ABWW Heroine of the Day: Sadie T. M. Alexander
Sadie Tanner Mosell Alexander was a lawyer and civil rights advocate for 50 years who achieved a number of academic and professional firsts as a black woman. On June 15, 1921, she became the second black woman in the United States to receive a Ph.D.; the first, Georgiana Simpson, got the degree a day earlier at the University of Chicago. Mrs. Alexander was also the first black woman in the nation to get a Ph.D. in economics and the first to receive a doctorate from the University of Pennsylvania.

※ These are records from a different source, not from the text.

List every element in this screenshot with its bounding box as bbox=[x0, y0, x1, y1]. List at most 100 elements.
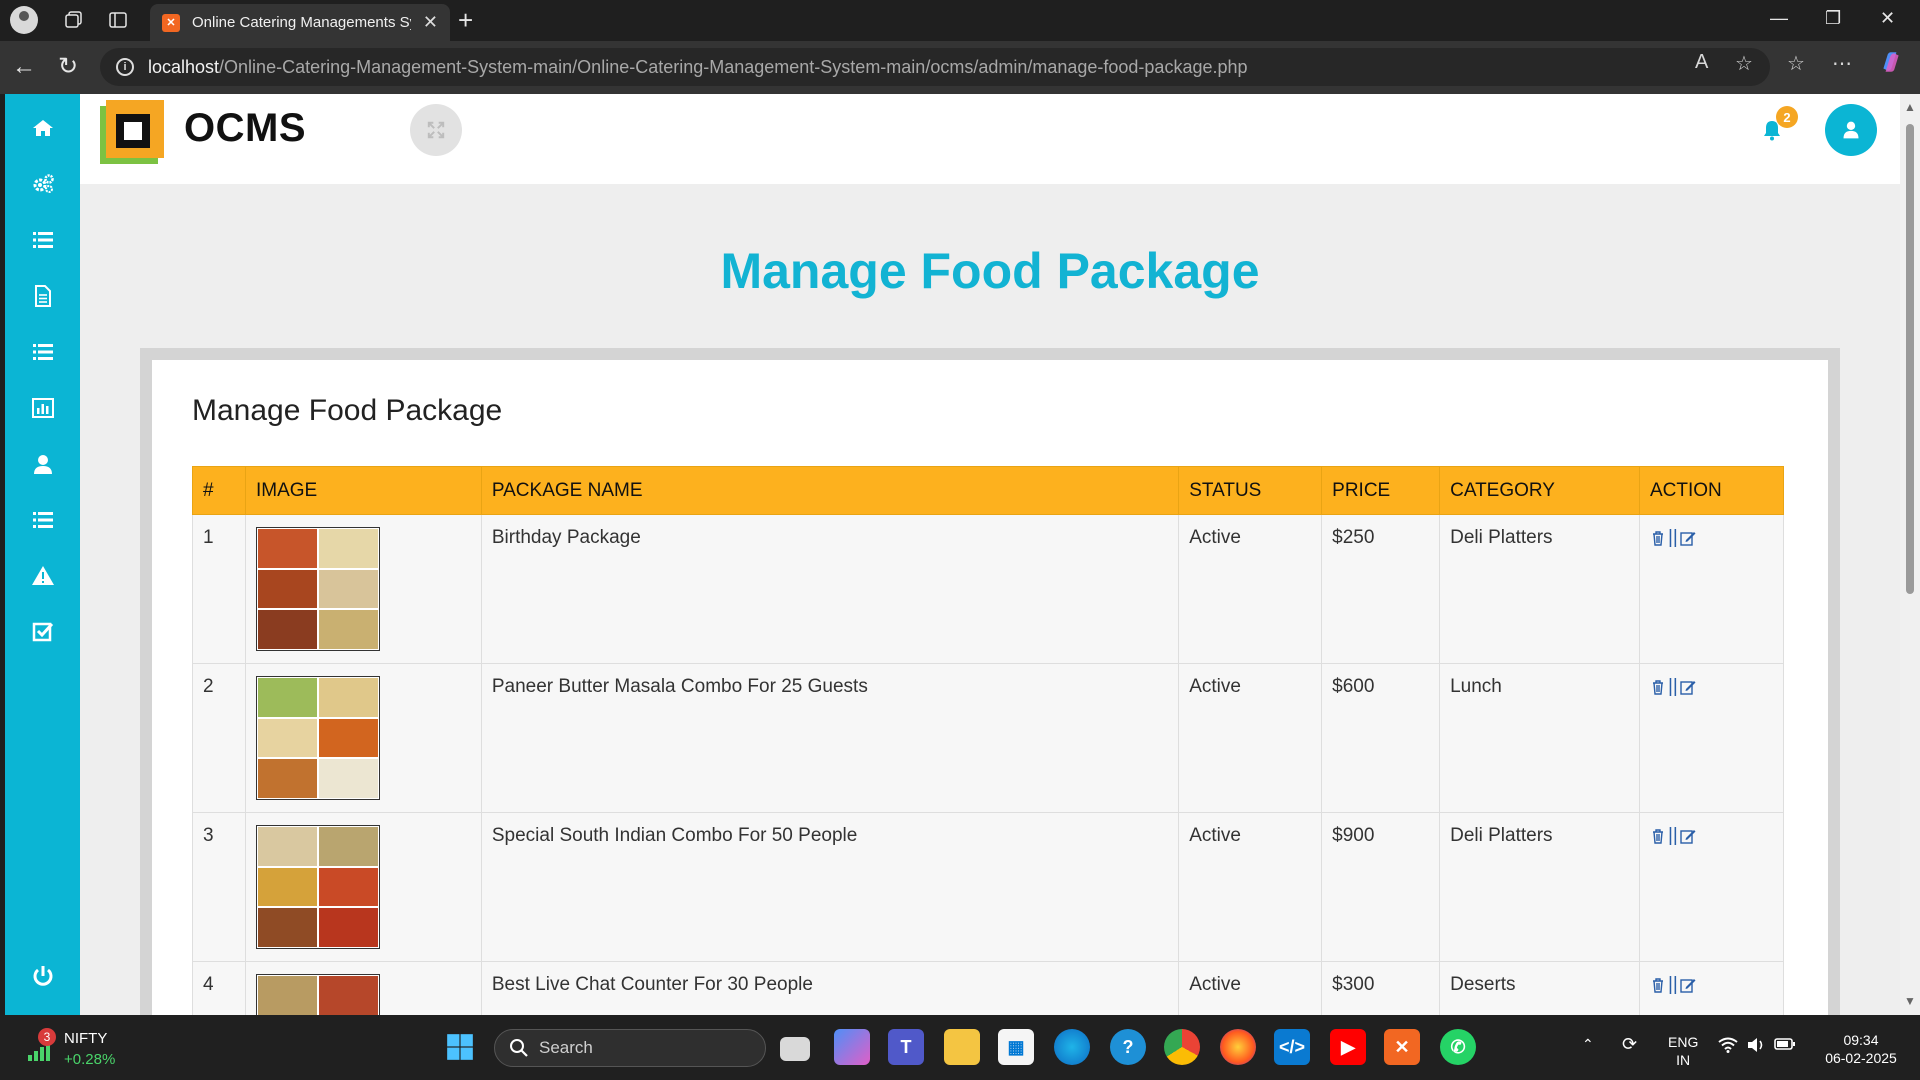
wifi-icon[interactable] bbox=[1718, 1037, 1738, 1057]
tab-title: Online Catering Managements Sy bbox=[192, 14, 411, 31]
teams-icon[interactable]: T bbox=[888, 1029, 924, 1065]
browser-address-bar: ← ↻ i localhost/Online-Catering-Manageme… bbox=[0, 41, 1920, 94]
delete-icon[interactable] bbox=[1650, 679, 1666, 695]
battery-icon[interactable] bbox=[1774, 1037, 1796, 1055]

In 1927, she became the first black woman to graduate from the University of Pennsylvania’s Law School; her father had been the first black man to graduate from the school. And she became the first black woman to pass the Pennsylvania bar. In 1928 Mossell Alexander was the first African-American woman appointed as Assistant City Solicitor for the City of Philadelphia, serving to 1930; she was reappointed from 1934 to 1938. She was also active in numerous professional and civic organizations. From 1943-1947 she was the first woman to serve as secretary of the National Bar Association.
Before receiving her doctorate in economics, Mrs. Alexander had been the first national president of the black women’s sorority, Delta Sigma Theta.Mrs. Alexander practiced law with her husband, Raymond Pace Alexander, a Harvard Law School graduate, until he became a judge in the Court of Common Pleas in Philadelphia. In the 1940’s, she was assistant city solicitor in Philadelphia. Two decades later she headed the city’s Commission on Human Rights. Mossell Alexander worked in her husband’s law firm from 1927 until 1959, when he was appointed to the Court of Common Pleas in Philadelphia. She practiced law on her own until 1976, when she joined the firm of Atkinson, Myers, and Archie as a general counsel. She retired in 1982. She passed away in 1989.
An elementary school in West Philadelphia, the Sadie Tanner Mossell Alexander University of Pennsylvania Partnership School (“Penn Alexander”), is named after her. The public school was developed in partnership with the University, which supports the school financially and academically. The Raymond Pace and Sadie Tanner Mossell Alexander Professorship at the University of Pennsylvania is named in her honor.